Wow. That's the clearly-worded, no-bones-about-it headline of an AP story by Ricardo Alonso-Zaldivar a few hours ago:

There's growing evidence that most of the dramatic gain in the number of Americans with health care coverage is due to President Barack Obama's law, and not the gradual recovery of the nation's economy.

That could pose a political risk for Republicans running against "Obamacare" in the GOP primaries as they shift to the general election later this year.

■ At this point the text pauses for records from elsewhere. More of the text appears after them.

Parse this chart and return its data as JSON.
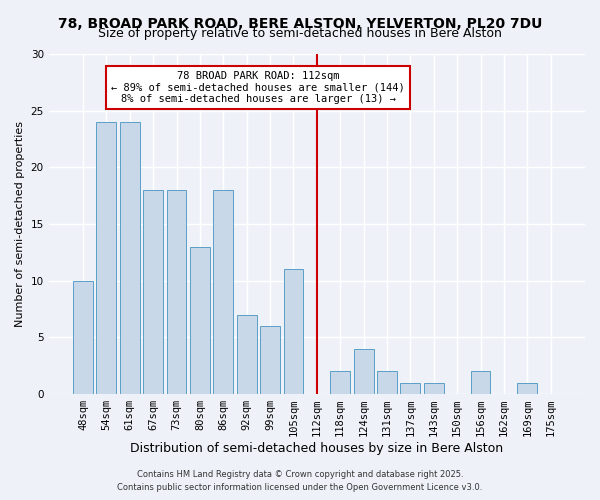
{
  "title": "78, BROAD PARK ROAD, BERE ALSTON, YELVERTON, PL20 7DU",
  "subtitle": "Size of property relative to semi-detached houses in Bere Alston",
  "xlabel": "Distribution of semi-detached houses by size in Bere Alston",
  "ylabel": "Number of semi-detached properties",
  "bar_labels": [
    "48sqm",
    "54sqm",
    "61sqm",
    "67sqm",
    "73sqm",
    "80sqm",
    "86sqm",
    "92sqm",
    "99sqm",
    "105sqm",
    "112sqm",
    "118sqm",
    "124sqm",
    "131sqm",
    "137sqm",
    "143sqm",
    "150sqm",
    "156sqm",
    "162sqm",
    "169sqm",
    "175sqm"
  ],
  "bar_values": [
    10,
    24,
    24,
    18,
    18,
    13,
    18,
    7,
    6,
    11,
    0,
    2,
    4,
    2,
    1,
    1,
    0,
    2,
    0,
    1,
    0
  ],
  "bar_color": "#c8d8e8",
  "bar_edge_color": "#5a9fc8",
  "highlight_index": 10,
  "highlight_line_color": "#cc0000",
  "annotation_line1": "78 BROAD PARK ROAD: 112sqm",
  "annotation_line2": "← 89% of semi-detached houses are smaller (144)",
  "annotation_line3": "8% of semi-detached houses are larger (13) →",
  "annotation_box_edgecolor": "#cc0000",
  "ylim": [
    0,
    30
  ],
  "yticks": [
    0,
    5,
    10,
    15,
    20,
    25,
    30
  ],
  "footnote1": "Contains HM Land Registry data © Crown copyright and database right 2025.",
  "footnote2": "Contains public sector information licensed under the Open Government Licence v3.0.",
  "background_color": "#eef2f8",
  "grid_color": "#ffffff",
  "title_fontsize": 10,
  "subtitle_fontsize": 9,
  "xlabel_fontsize": 9,
  "ylabel_fontsize": 8,
  "tick_fontsize": 7.5,
  "annotation_fontsize": 7.5,
  "footnote_fontsize": 6
}
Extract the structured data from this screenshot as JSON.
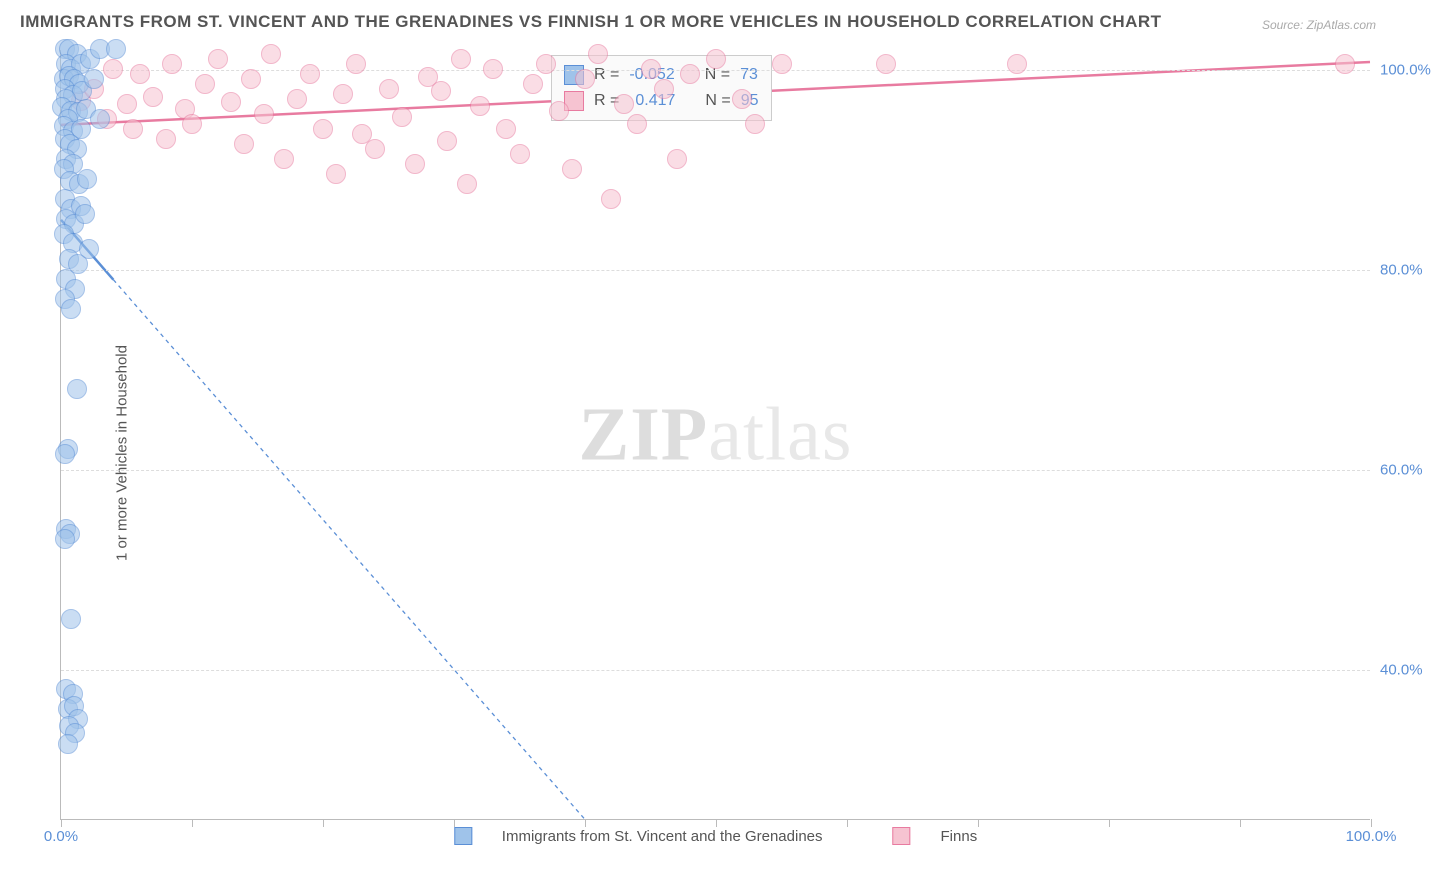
{
  "title": "IMMIGRANTS FROM ST. VINCENT AND THE GRENADINES VS FINNISH 1 OR MORE VEHICLES IN HOUSEHOLD CORRELATION CHART",
  "source": "Source: ZipAtlas.com",
  "y_axis_label": "1 or more Vehicles in Household",
  "watermark": {
    "zip": "ZIP",
    "atlas": "atlas"
  },
  "legend_bottom": {
    "series1_label": "Immigrants from St. Vincent and the Grenadines",
    "series2_label": "Finns"
  },
  "stat_box": {
    "series1": {
      "r_label": "R = ",
      "r_value": "-0.052",
      "n_label": "N = ",
      "n_value": "73"
    },
    "series2": {
      "r_label": "R = ",
      "r_value": "0.417",
      "n_label": "N = ",
      "n_value": "95"
    }
  },
  "colors": {
    "blue_fill": "#9fc3ea",
    "blue_stroke": "#5b8fd6",
    "pink_fill": "#f6c3d1",
    "pink_stroke": "#e87ba0",
    "grid": "#dddddd",
    "axis": "#bbbbbb",
    "tick_text": "#5b8fd6",
    "title_text": "#555555",
    "bg": "#ffffff"
  },
  "chart": {
    "type": "scatter",
    "xlim": [
      0,
      100
    ],
    "ylim": [
      25,
      102
    ],
    "y_ticks": [
      {
        "value": 40,
        "label": "40.0%"
      },
      {
        "value": 60,
        "label": "60.0%"
      },
      {
        "value": 80,
        "label": "80.0%"
      },
      {
        "value": 100,
        "label": "100.0%"
      }
    ],
    "x_ticks_minor": [
      0,
      10,
      20,
      30,
      40,
      50,
      60,
      70,
      80,
      90,
      100
    ],
    "x_tick_labels": [
      {
        "value": 0,
        "label": "0.0%"
      },
      {
        "value": 100,
        "label": "100.0%"
      }
    ],
    "marker_size": 20,
    "marker_opacity": 0.55,
    "series_blue": {
      "trend": {
        "x1": 0,
        "y1": 85,
        "x2": 40,
        "y2": 25,
        "dash": "4 4",
        "solid_to_x": 4
      },
      "points": [
        [
          0.3,
          102
        ],
        [
          0.6,
          102
        ],
        [
          1.2,
          101.5
        ],
        [
          0.4,
          100.5
        ],
        [
          0.8,
          100
        ],
        [
          1.5,
          100.5
        ],
        [
          2.2,
          101
        ],
        [
          3.0,
          102
        ],
        [
          0.2,
          99
        ],
        [
          0.6,
          99.3
        ],
        [
          1.0,
          99
        ],
        [
          1.4,
          98.5
        ],
        [
          0.3,
          98
        ],
        [
          0.9,
          97.4
        ],
        [
          1.6,
          97.8
        ],
        [
          2.5,
          99
        ],
        [
          4.2,
          102
        ],
        [
          0.4,
          97
        ],
        [
          0.1,
          96.2
        ],
        [
          0.8,
          95.8
        ],
        [
          1.3,
          95.7
        ],
        [
          1.9,
          96
        ],
        [
          0.5,
          95
        ],
        [
          0.2,
          94.3
        ],
        [
          0.9,
          93.8
        ],
        [
          1.5,
          94
        ],
        [
          3.0,
          95
        ],
        [
          0.3,
          93
        ],
        [
          0.7,
          92.5
        ],
        [
          1.2,
          92
        ],
        [
          0.4,
          91
        ],
        [
          0.9,
          90.5
        ],
        [
          0.2,
          90
        ],
        [
          0.7,
          88.8
        ],
        [
          1.4,
          88.5
        ],
        [
          2.0,
          89
        ],
        [
          0.3,
          87
        ],
        [
          0.8,
          86
        ],
        [
          1.5,
          86.3
        ],
        [
          0.4,
          85
        ],
        [
          1.0,
          84.5
        ],
        [
          1.8,
          85.5
        ],
        [
          0.2,
          83.5
        ],
        [
          0.9,
          82.6
        ],
        [
          0.6,
          81
        ],
        [
          1.3,
          80.5
        ],
        [
          2.1,
          82
        ],
        [
          0.4,
          79
        ],
        [
          1.1,
          78
        ],
        [
          0.3,
          77
        ],
        [
          0.8,
          76
        ],
        [
          1.2,
          68
        ],
        [
          0.5,
          62
        ],
        [
          0.3,
          61.5
        ],
        [
          0.4,
          54
        ],
        [
          0.7,
          53.5
        ],
        [
          0.3,
          53
        ],
        [
          0.8,
          45
        ],
        [
          0.4,
          38
        ],
        [
          0.9,
          37.5
        ],
        [
          0.5,
          36
        ],
        [
          1.0,
          36.3
        ],
        [
          1.3,
          35
        ],
        [
          0.6,
          34.3
        ],
        [
          1.1,
          33.6
        ],
        [
          0.5,
          32.5
        ]
      ]
    },
    "series_pink": {
      "trend": {
        "x1": 0,
        "y1": 94.5,
        "x2": 100,
        "y2": 100.8
      },
      "points": [
        [
          1.5,
          96.8
        ],
        [
          2.5,
          98
        ],
        [
          3.5,
          95
        ],
        [
          4.0,
          100
        ],
        [
          5.0,
          96.5
        ],
        [
          5.5,
          94
        ],
        [
          6.0,
          99.5
        ],
        [
          7.0,
          97.2
        ],
        [
          8.0,
          93
        ],
        [
          8.5,
          100.5
        ],
        [
          9.5,
          96
        ],
        [
          10.0,
          94.5
        ],
        [
          11.0,
          98.5
        ],
        [
          12.0,
          101
        ],
        [
          13.0,
          96.7
        ],
        [
          14.0,
          92.5
        ],
        [
          14.5,
          99
        ],
        [
          15.5,
          95.5
        ],
        [
          16.0,
          101.5
        ],
        [
          17.0,
          91
        ],
        [
          18.0,
          97
        ],
        [
          19.0,
          99.5
        ],
        [
          20.0,
          94
        ],
        [
          21.0,
          89.5
        ],
        [
          21.5,
          97.5
        ],
        [
          22.5,
          100.5
        ],
        [
          23.0,
          93.5
        ],
        [
          24.0,
          92
        ],
        [
          25.0,
          98
        ],
        [
          26.0,
          95.2
        ],
        [
          27.0,
          90.5
        ],
        [
          28.0,
          99.2
        ],
        [
          29.0,
          97.8
        ],
        [
          29.5,
          92.8
        ],
        [
          30.5,
          101
        ],
        [
          31.0,
          88.5
        ],
        [
          32.0,
          96.3
        ],
        [
          33.0,
          100
        ],
        [
          34.0,
          94
        ],
        [
          35.0,
          91.5
        ],
        [
          36.0,
          98.5
        ],
        [
          37.0,
          100.5
        ],
        [
          38.0,
          95.8
        ],
        [
          39.0,
          90
        ],
        [
          40.0,
          99
        ],
        [
          41.0,
          101.5
        ],
        [
          42.0,
          87
        ],
        [
          43.0,
          96.5
        ],
        [
          44.0,
          94.5
        ],
        [
          45.0,
          100
        ],
        [
          46.0,
          98
        ],
        [
          47.0,
          91
        ],
        [
          48.0,
          99.5
        ],
        [
          50.0,
          101
        ],
        [
          52.0,
          97
        ],
        [
          53.0,
          94.5
        ],
        [
          55.0,
          100.5
        ],
        [
          63.0,
          100.5
        ],
        [
          73.0,
          100.5
        ],
        [
          98.0,
          100.5
        ]
      ]
    }
  }
}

...Under "Obamacare," the share of Americans without health insurance has dropped to a historic low of about 9 percent, with room to go even lower. But even as the economy has expanded, major government surveys point to a lackluster rebound for employer-based coverage.

The article goes on to cite the Census Bureau's American Community Survey; the CDC's National Health Interview Survey and the Census Bureau's Current Population Survey, all of which basically state--as I just noted in my "Heritage Foundation" follow-up story a few hours ago--that employer-sponsored insurance coverage really hasn't changed much one way or the other over the past few years.

"This kind of shift in insurance I don't think can be explained by the economy," economist Christine Eibner of the RAND Corporation said. "The increase (in coverage) is large enough that it can't be driven by just economic recovery."

Kaestner said "most of the heavy lifting" seems to be coming from Medicaid expansion.

This is hardly shocking news, but it also definitely puts the Republican Party in a bind:

On the campaign trail, Republican presidential candidates denounce "Obamacare" for a litany of woes. But some prominent conservative experts recognize that the law has increased coverage, even as they propose other approaches to meet that goal.

"Repealing the law without a plausible plan for replacing it would be a mistake," said a policy paper from 10 leading GOP health policy experts, published by the business-oriented American Enterprise Institute.

Democratic front-runner Hillary Clinton has already previewed how Democrats might use the issue this fall, frequently reminding voters they risk losing some popular benefits if the health care law is eliminated. Meanwhile, a nonpartisan analysis of Trump's initial outline for repealing and replacing the health care law found it would push millions back into the "uninsured" category.

The analysis last week from the nonpartisan Committee for a Responsible Federal Budget found that the Trump plan would increase the number of uninsured by about 21 million people while costing the government nearly $500 billion over 10 years.

Hmmmm...that would raise the uninsured population right back up to where it was in 2009. On the bright side, seeing how Harvard Medical School determined that 45,000 Americans were dying every year due to being uninsured, perhaps Donald Trump could just stack the corpses 30 feet high along the Mexican border and use them to form his "big, beautiful wall".